Il faut attendre 1994 pour qu'une tout autre mélodie se fasse entendre à Kinshasa. Cette année-là, l'Orchestre symphonique kimbanguiste (OSK) naît à l'intérieur de l'Église kimbanguiste, un mouvement chrétien influent dans le pays. À ses débuts, l'orchestre jouait des messes et des oratorios. Depuis, ses 200 musiciens ont réalisé la prouesse de faire vivre le répertoire classique lors de concerts en RDC et au-delà, aux États-Unis.

« On a joué Mozart, Bach, Schumann... On a véritablement intégré les musiques occidentales chez nous. Mais si on doit se souvenir de notre passage sur Terre et parmi les musiciens classiques, quel a été notre apport ? » s'interroge Héritier Mayimbi, premier violon de l'orchestre symphonique et surtout précurseur dans l'invention d'une musique classique congolaise.

Depuis quelques années, Mayimbi tente aux côtés d'une vague de compositeurs de « donner naissance à une musique classique africaine » en RDC. Sa symphonie Luba en est le reflet. Loin des temps habituels du classique, le compositeur adopte le modèle rythmique de la tribu du même nom qui vit dans la province du Kasaï. Entre les instruments à cordes, les tambours soutiennent le pas d'une marche presque fantastique.

Les pygmées, un retour à la « racine » de la musique congolaise

L'Orchestre kimbanguiste compte un autre défricheur de la musique classique congolaise, son fondateur. Petit-fils de Simon Kimbangu, chef spirituel de l'Église kimbanguiste, Armand Diangienda se destinait à être pilote d'avion après des études aux États-Unis.

« Papa Armand », comme il est aussi appelé, œuvre aujourd'hui pour un changement de perspective dans l'univers classique congolais. Son travail repose sur la volonté d'y intégrer les musiques anciennes, considérées comme les plus « pures ». Lui a décidé de puiser dans la musique des Pygmées.

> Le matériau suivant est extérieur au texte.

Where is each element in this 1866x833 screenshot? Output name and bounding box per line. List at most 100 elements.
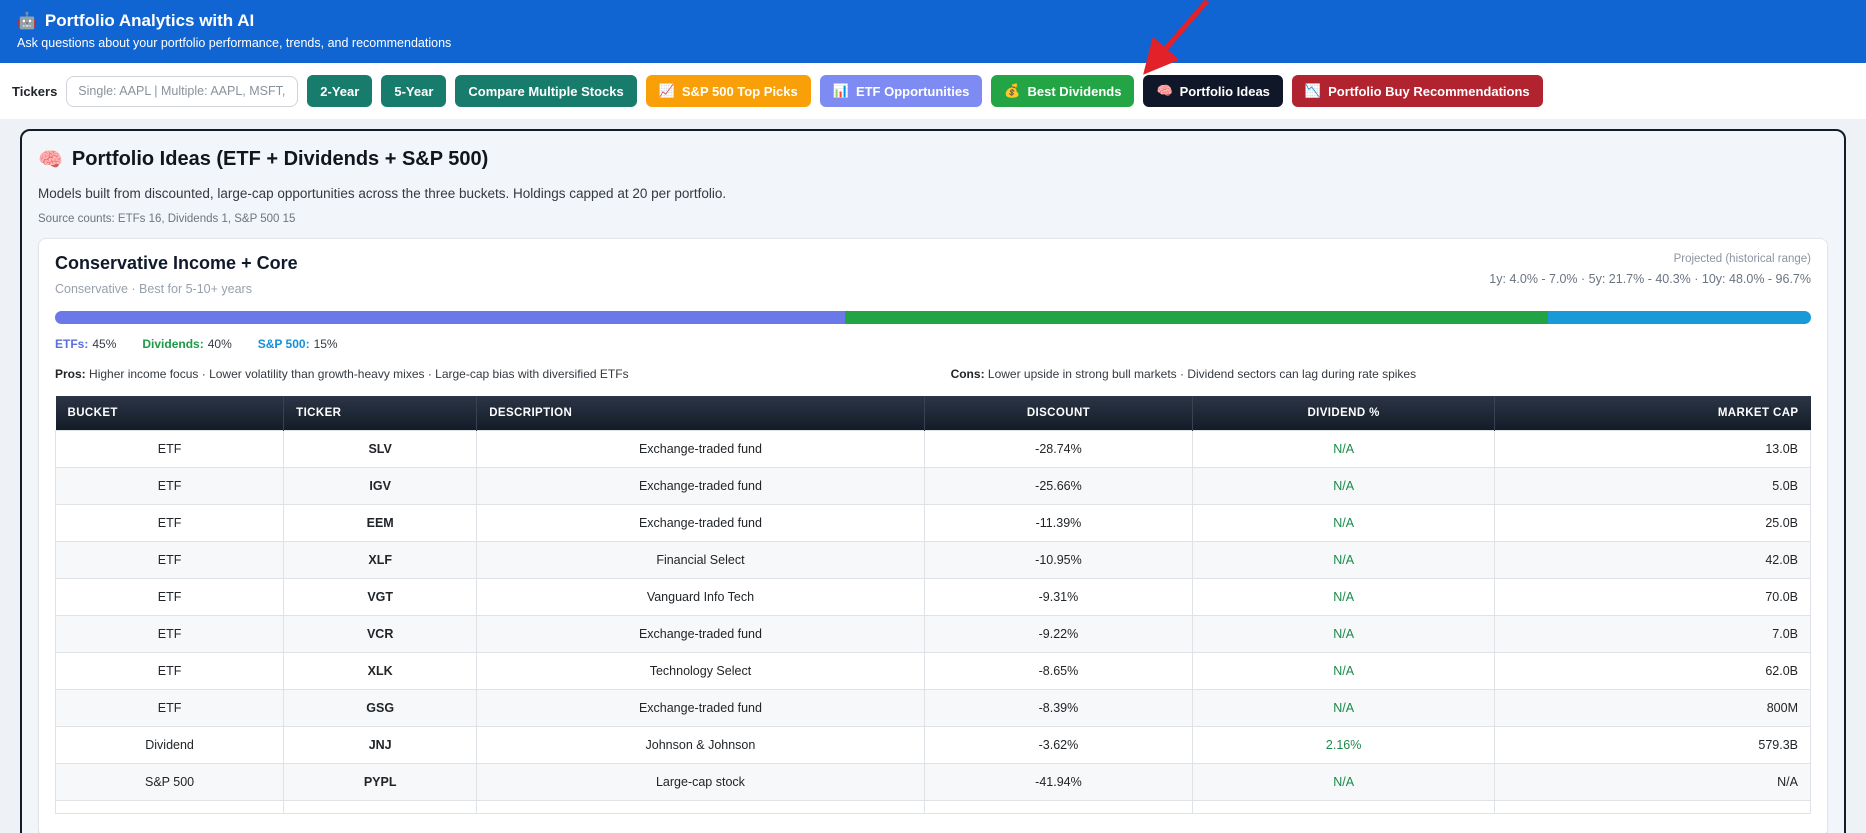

« J'ai choisi la musique des pygmées parce qu'ils ne sont pas trop en contact avec l'extérieur. Je me suis dit qu'ils pouvaient avoir quelque chose d'intéressant, explique Diangienda. Je trouve que c'est vraiment la racine même de la musique congolaise. Et j'aimerais me battre pour ne pas perdre cette racine-là. »

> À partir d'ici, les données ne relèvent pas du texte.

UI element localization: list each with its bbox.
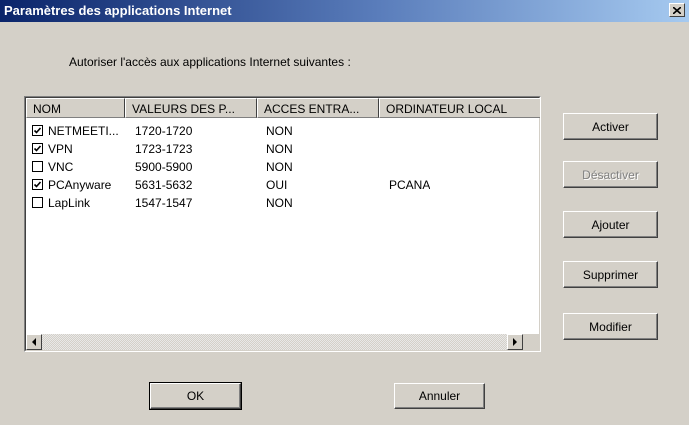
cancel-label: Annuler [418, 389, 461, 403]
column-header-name[interactable]: NOM [26, 98, 125, 118]
scroll-right-button[interactable] [507, 334, 523, 350]
cell-ports: 1547-1547 [135, 196, 193, 210]
arrow-right-icon [512, 338, 517, 346]
applications-list[interactable]: NOM VALEURS DES P... ACCES ENTRA... ORDI… [24, 96, 541, 352]
modify-button[interactable]: Modifier [563, 313, 658, 340]
list-item[interactable]: VNC 5900-5900 NON [26, 158, 539, 176]
deactivate-label: Désactiver [582, 167, 639, 182]
checkmark-icon [33, 127, 42, 134]
add-button[interactable]: Ajouter [563, 211, 658, 238]
cell-name: NETMEETI... [48, 124, 119, 138]
close-button[interactable] [669, 3, 685, 17]
cell-access: NON [266, 124, 293, 138]
cell-ports: 1723-1723 [135, 142, 193, 156]
modify-label: Modifier [589, 319, 632, 334]
column-headers: NOM VALEURS DES P... ACCES ENTRA... ORDI… [26, 98, 540, 118]
ok-label: OK [186, 389, 205, 403]
instruction-label: Autoriser l'accès aux applications Inter… [69, 55, 351, 69]
ok-button[interactable]: OK [149, 382, 242, 410]
cell-name: VNC [48, 160, 74, 174]
checkmark-icon [33, 145, 42, 152]
cell-access: NON [266, 196, 293, 210]
activate-label: Activer [592, 119, 629, 134]
cell-ports: 5900-5900 [135, 160, 193, 174]
close-icon [673, 6, 681, 14]
enable-checkbox[interactable] [32, 125, 43, 136]
column-header-access[interactable]: ACCES ENTRA... [257, 98, 379, 118]
cancel-button[interactable]: Annuler [394, 383, 485, 409]
cell-name: LapLink [48, 196, 91, 210]
add-label: Ajouter [591, 217, 630, 232]
scroll-left-button[interactable] [26, 334, 42, 350]
cell-access: OUI [266, 178, 288, 192]
list-item[interactable]: VPN 1723-1723 NON [26, 140, 539, 158]
column-header-host[interactable]: ORDINATEUR LOCAL [379, 98, 540, 118]
checkmark-icon [33, 181, 42, 188]
cell-access: NON [266, 142, 293, 156]
cell-name: VPN [48, 142, 73, 156]
delete-button[interactable]: Supprimer [563, 261, 658, 288]
enable-checkbox[interactable] [32, 197, 43, 208]
enable-checkbox[interactable] [32, 179, 43, 190]
enable-checkbox[interactable] [32, 143, 43, 154]
deactivate-button[interactable]: Désactiver [563, 161, 658, 188]
scrollbar-corner [523, 334, 539, 350]
window-title: Paramètres des applications Internet [4, 3, 232, 18]
enable-checkbox[interactable] [32, 161, 43, 172]
list-item[interactable]: PCAnyware 5631-5632 OUI PCANA [26, 176, 539, 194]
delete-label: Supprimer [582, 267, 639, 282]
cell-name: PCAnyware [48, 178, 112, 192]
title-bar: Paramètres des applications Internet [0, 0, 689, 22]
list-item[interactable]: LapLink 1547-1547 NON [26, 194, 539, 212]
column-header-ports[interactable]: VALEURS DES P... [125, 98, 257, 118]
cell-host: PCANA [389, 178, 431, 192]
cell-access: NON [266, 160, 293, 174]
activate-button[interactable]: Activer [563, 113, 658, 140]
cell-ports: 5631-5632 [135, 178, 193, 192]
list-item[interactable]: NETMEETI... 1720-1720 NON [26, 122, 539, 140]
cell-ports: 1720-1720 [135, 124, 193, 138]
horizontal-scrollbar[interactable] [26, 334, 523, 350]
arrow-left-icon [31, 338, 36, 346]
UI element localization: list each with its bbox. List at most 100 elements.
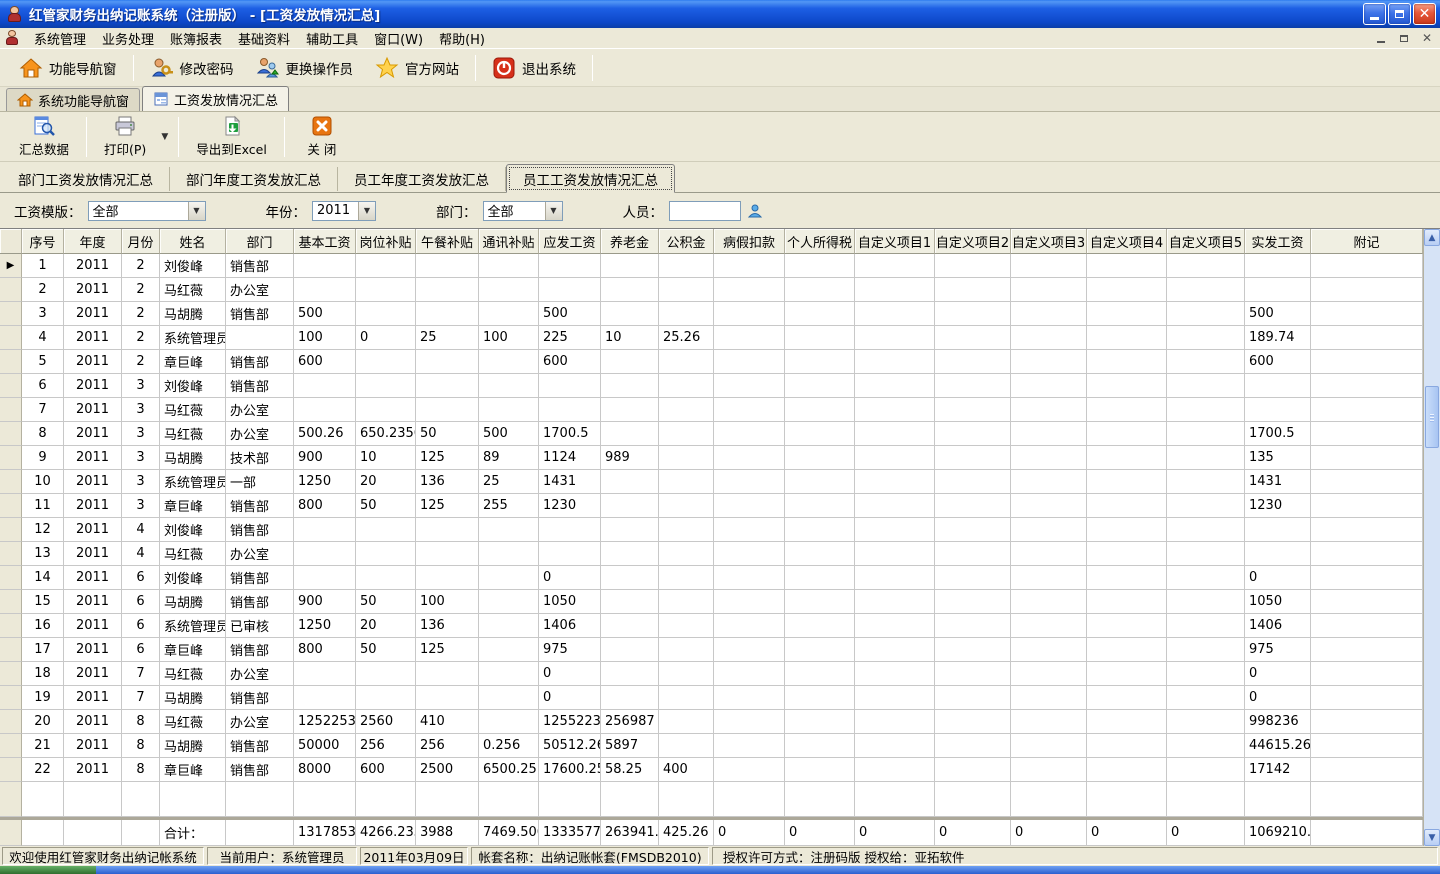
menu-reports[interactable]: 账簿报表: [162, 27, 230, 50]
column-header[interactable]: 午餐补贴: [416, 229, 479, 254]
close-button[interactable]: ✕: [1413, 3, 1436, 25]
tab-employee-salary[interactable]: 员工工资发放情况汇总: [506, 164, 675, 193]
menu-help[interactable]: 帮助(H): [431, 27, 493, 50]
table-row[interactable]: 1920117马胡腾销售部00: [0, 686, 1423, 710]
chevron-down-icon[interactable]: ▼: [188, 202, 205, 220]
cell: [1011, 662, 1087, 686]
column-header[interactable]: 月份: [122, 229, 160, 254]
cell: [1311, 446, 1423, 470]
column-header[interactable]: 序号: [22, 229, 64, 254]
template-select[interactable]: 全部 ▼: [88, 201, 206, 221]
year-select[interactable]: 2011 ▼: [312, 201, 376, 221]
cell: 600: [539, 350, 601, 374]
table-row[interactable]: 1520116马胡腾销售部9005010010501050: [0, 590, 1423, 614]
column-header[interactable]: 养老金: [601, 229, 659, 254]
summarize-data-button[interactable]: 汇总数据: [8, 112, 80, 161]
table-row[interactable]: ▶120112刘俊峰销售部: [0, 254, 1423, 278]
table-row[interactable]: 820113马红薇办公室500.26650.2356505001700.5170…: [0, 422, 1423, 446]
official-site-button[interactable]: 官方网站: [364, 51, 470, 85]
tab-nav-window[interactable]: 系统功能导航窗: [6, 88, 140, 111]
table-row[interactable]: 1120113章巨峰销售部8005012525512301230: [0, 494, 1423, 518]
table-row[interactable]: 320112马胡腾销售部500500500: [0, 302, 1423, 326]
print-button[interactable]: 打印(P): [93, 112, 157, 161]
totals-cell: [1311, 820, 1423, 846]
table-row[interactable]: 2220118章巨峰销售部800060025006500.2517600.255…: [0, 758, 1423, 782]
table-row[interactable]: 1220114刘俊峰销售部: [0, 518, 1423, 542]
column-header[interactable]: 年度: [64, 229, 122, 254]
column-header[interactable]: 部门: [226, 229, 294, 254]
menu-business[interactable]: 业务处理: [94, 27, 162, 50]
row-indicator-header: [0, 229, 22, 254]
column-header[interactable]: 基本工资: [294, 229, 356, 254]
scrollbar-thumb[interactable]: [1425, 386, 1439, 448]
change-password-button[interactable]: 修改密码: [139, 51, 245, 85]
mdi-minimize-button[interactable]: [1371, 30, 1391, 47]
dept-select[interactable]: 全部 ▼: [483, 201, 563, 221]
table-row[interactable]: 420112系统管理员1000251002251025.26189.74: [0, 326, 1423, 350]
column-header[interactable]: 实发工资: [1245, 229, 1311, 254]
chevron-down-icon[interactable]: ▼: [358, 202, 375, 220]
close-report-button[interactable]: 关 闭: [291, 112, 353, 161]
tab-salary-summary[interactable]: 工资发放情况汇总: [142, 86, 289, 111]
column-header[interactable]: 个人所得税: [785, 229, 855, 254]
cell: [601, 638, 659, 662]
table-row[interactable]: 1420116刘俊峰销售部00: [0, 566, 1423, 590]
vertical-scrollbar[interactable]: ▲ ▼: [1423, 229, 1440, 846]
tab-dept-salary[interactable]: 部门工资发放情况汇总: [2, 167, 170, 191]
tab-dept-annual[interactable]: 部门年度工资发放汇总: [170, 167, 338, 191]
table-row[interactable]: 1720116章巨峰销售部80050125975975: [0, 638, 1423, 662]
table-row[interactable]: 720113马红薇办公室: [0, 398, 1423, 422]
table-row[interactable]: 220112马红薇办公室: [0, 278, 1423, 302]
column-header[interactable]: 姓名: [160, 229, 226, 254]
tab-employee-annual[interactable]: 员工年度工资发放汇总: [338, 167, 506, 191]
column-header[interactable]: 附记: [1311, 229, 1423, 254]
chevron-down-icon[interactable]: ▼: [545, 202, 562, 220]
mdi-close-button[interactable]: ✕: [1417, 30, 1437, 47]
minimize-button[interactable]: [1363, 3, 1386, 25]
menu-tools[interactable]: 辅助工具: [298, 27, 366, 50]
menu-system[interactable]: 系统管理: [26, 27, 94, 50]
cell: [1311, 686, 1423, 710]
table-row[interactable]: 520112章巨峰销售部600600600: [0, 350, 1423, 374]
cell: [935, 374, 1011, 398]
table-row[interactable]: 620113刘俊峰销售部: [0, 374, 1423, 398]
table-row[interactable]: 920113马胡腾技术部90010125891124989135: [0, 446, 1423, 470]
column-header[interactable]: 公积金: [659, 229, 714, 254]
cell: 20: [22, 710, 64, 734]
table-row[interactable]: 1820117马红薇办公室00: [0, 662, 1423, 686]
column-header[interactable]: 应发工资: [539, 229, 601, 254]
switch-operator-button[interactable]: 更换操作员: [245, 51, 365, 85]
print-dropdown-arrow[interactable]: ▼: [157, 132, 172, 142]
scroll-up-icon[interactable]: ▲: [1424, 229, 1440, 246]
scroll-down-icon[interactable]: ▼: [1424, 829, 1440, 846]
column-header[interactable]: 自定义项目5: [1167, 229, 1245, 254]
export-excel-button[interactable]: 导出到Excel: [185, 112, 278, 161]
table-row[interactable]: 1320114马红薇办公室: [0, 542, 1423, 566]
column-header[interactable]: 自定义项目4: [1087, 229, 1167, 254]
exit-system-button[interactable]: 退出系统: [481, 51, 587, 85]
column-header[interactable]: 自定义项目3: [1011, 229, 1087, 254]
column-header[interactable]: 通讯补贴: [479, 229, 539, 254]
cell: 17: [22, 638, 64, 662]
mdi-restore-button[interactable]: [1394, 30, 1414, 47]
column-header[interactable]: 自定义项目2: [935, 229, 1011, 254]
cell: [416, 302, 479, 326]
table-row[interactable]: 2120118马胡腾销售部500002562560.25650512.26589…: [0, 734, 1423, 758]
scrollbar-track[interactable]: [1424, 246, 1440, 829]
person-icon[interactable]: [747, 203, 763, 219]
menu-window[interactable]: 窗口(W): [366, 27, 431, 50]
table-row[interactable]: 1020113系统管理员一部1250201362514311431: [0, 470, 1423, 494]
cell: [1011, 326, 1087, 350]
column-header[interactable]: 岗位补贴: [356, 229, 416, 254]
person-input[interactable]: [669, 201, 741, 221]
restore-button[interactable]: [1388, 3, 1411, 25]
menu-basedata[interactable]: 基础资料: [230, 27, 298, 50]
cell: [356, 782, 416, 817]
table-row[interactable]: 2020118马红薇办公室125225325604101255223256987…: [0, 710, 1423, 734]
toolbar-separator: [86, 117, 87, 157]
cell: [416, 254, 479, 278]
column-header[interactable]: 自定义项目1: [855, 229, 935, 254]
table-row[interactable]: 1620116系统管理员已审核12502013614061406: [0, 614, 1423, 638]
nav-window-button[interactable]: 功能导航窗: [8, 51, 128, 85]
column-header[interactable]: 病假扣款: [714, 229, 785, 254]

Sa symphonie Mon Identité utilise une structure et des instruments occidentaux, le tout dans une coloration typique pygmée, ici caractérisée par la polyphonie ou encore la répétition en écho.

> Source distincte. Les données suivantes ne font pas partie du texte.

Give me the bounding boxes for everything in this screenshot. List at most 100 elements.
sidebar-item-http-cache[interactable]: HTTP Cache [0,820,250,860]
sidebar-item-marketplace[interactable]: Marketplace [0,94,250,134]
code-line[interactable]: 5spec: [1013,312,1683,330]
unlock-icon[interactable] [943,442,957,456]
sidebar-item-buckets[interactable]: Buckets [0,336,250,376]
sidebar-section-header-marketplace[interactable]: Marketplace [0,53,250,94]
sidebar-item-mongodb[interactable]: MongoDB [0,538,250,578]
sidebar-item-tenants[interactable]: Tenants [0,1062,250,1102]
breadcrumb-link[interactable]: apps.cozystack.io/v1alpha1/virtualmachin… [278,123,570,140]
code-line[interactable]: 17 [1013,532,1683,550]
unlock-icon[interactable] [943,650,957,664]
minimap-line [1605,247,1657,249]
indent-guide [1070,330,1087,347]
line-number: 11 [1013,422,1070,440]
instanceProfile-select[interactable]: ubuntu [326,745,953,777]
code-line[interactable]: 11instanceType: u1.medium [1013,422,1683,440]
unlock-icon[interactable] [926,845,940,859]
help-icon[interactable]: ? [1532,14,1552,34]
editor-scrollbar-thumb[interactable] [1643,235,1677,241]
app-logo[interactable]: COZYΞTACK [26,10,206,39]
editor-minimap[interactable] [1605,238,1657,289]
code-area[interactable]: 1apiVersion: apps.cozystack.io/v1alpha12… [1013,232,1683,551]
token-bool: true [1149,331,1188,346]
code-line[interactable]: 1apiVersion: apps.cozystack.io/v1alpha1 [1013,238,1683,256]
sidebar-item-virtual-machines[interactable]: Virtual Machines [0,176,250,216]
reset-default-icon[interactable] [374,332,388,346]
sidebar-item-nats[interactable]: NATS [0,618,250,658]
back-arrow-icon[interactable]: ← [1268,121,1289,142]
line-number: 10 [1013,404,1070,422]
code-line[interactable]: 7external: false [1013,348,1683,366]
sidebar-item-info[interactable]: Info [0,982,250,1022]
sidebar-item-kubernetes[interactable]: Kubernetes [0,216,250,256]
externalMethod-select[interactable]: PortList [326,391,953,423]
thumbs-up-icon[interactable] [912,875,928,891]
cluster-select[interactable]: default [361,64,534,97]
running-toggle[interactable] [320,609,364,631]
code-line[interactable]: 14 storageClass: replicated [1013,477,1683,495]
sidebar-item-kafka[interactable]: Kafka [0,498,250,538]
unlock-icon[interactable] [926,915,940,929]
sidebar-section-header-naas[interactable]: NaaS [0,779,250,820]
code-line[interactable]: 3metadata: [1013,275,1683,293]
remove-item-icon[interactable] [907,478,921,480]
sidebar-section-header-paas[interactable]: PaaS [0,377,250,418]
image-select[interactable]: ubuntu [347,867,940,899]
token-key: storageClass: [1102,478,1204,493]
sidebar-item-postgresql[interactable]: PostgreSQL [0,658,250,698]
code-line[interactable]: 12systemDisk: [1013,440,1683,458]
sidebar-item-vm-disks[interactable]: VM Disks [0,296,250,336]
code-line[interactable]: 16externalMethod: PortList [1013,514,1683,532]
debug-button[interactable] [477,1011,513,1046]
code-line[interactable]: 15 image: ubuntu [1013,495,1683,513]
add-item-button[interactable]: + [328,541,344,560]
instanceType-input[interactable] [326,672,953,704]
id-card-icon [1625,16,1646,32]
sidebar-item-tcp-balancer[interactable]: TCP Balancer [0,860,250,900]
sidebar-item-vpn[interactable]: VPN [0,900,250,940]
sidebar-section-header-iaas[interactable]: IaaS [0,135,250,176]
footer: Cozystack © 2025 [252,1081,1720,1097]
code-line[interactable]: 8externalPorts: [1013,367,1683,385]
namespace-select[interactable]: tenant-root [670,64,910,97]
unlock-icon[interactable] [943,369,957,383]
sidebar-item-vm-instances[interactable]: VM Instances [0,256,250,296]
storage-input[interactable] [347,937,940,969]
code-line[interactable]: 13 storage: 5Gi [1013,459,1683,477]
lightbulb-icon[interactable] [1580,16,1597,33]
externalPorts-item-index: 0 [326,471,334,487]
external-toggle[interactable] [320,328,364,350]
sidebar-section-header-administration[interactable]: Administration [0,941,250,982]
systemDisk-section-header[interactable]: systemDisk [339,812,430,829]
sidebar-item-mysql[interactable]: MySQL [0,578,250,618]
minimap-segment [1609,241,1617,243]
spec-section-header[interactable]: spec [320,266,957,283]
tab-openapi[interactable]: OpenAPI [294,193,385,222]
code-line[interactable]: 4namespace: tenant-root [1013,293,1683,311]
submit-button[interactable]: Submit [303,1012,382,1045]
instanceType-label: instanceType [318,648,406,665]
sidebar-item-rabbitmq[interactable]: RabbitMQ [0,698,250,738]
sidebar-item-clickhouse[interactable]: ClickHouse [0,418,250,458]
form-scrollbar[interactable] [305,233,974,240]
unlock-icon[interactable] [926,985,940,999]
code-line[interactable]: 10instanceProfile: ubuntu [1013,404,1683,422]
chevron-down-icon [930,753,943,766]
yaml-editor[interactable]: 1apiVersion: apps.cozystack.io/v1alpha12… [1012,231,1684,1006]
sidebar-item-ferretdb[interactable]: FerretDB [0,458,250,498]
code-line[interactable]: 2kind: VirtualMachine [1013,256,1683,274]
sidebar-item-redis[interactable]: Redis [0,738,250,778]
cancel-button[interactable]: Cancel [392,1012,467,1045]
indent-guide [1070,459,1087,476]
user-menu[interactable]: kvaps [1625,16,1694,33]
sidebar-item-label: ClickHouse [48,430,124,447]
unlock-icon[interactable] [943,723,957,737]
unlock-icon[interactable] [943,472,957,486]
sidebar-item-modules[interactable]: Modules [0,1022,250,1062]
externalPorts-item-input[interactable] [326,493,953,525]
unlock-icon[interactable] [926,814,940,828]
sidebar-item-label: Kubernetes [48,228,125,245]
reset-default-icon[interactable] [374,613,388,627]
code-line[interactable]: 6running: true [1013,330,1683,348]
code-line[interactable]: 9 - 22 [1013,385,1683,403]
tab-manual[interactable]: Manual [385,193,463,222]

En 2024, un festival de musique classique congolaise à Kinshasa

La scène classique congolaise cherche encore sa place aujourd'hui et pour ancrer définitivement ce courant, les écoles de musique misent sur les nouvelles générations.L'Institut national des Arts (INA) de Kinshasa fait office de laboratoire, où les élèves sont formés à ce nouveau répertoire depuis une dizaine d'années. Mais l'école manque encore de plateformes d'expérimentations, comme un orchestre symphonique.

Armand Diangienda est bien conscient de ce défi. Le chef de l'Orchestre kimbanguiste veut même organiser un festival pour encourager les jeunes compositeurs à créer dans un style classique congolais. Et pour que ce jour compte, le musicien a retenu une date symbolique : le 30 juin 2024, jour de la fête de l'indépendance congolaise.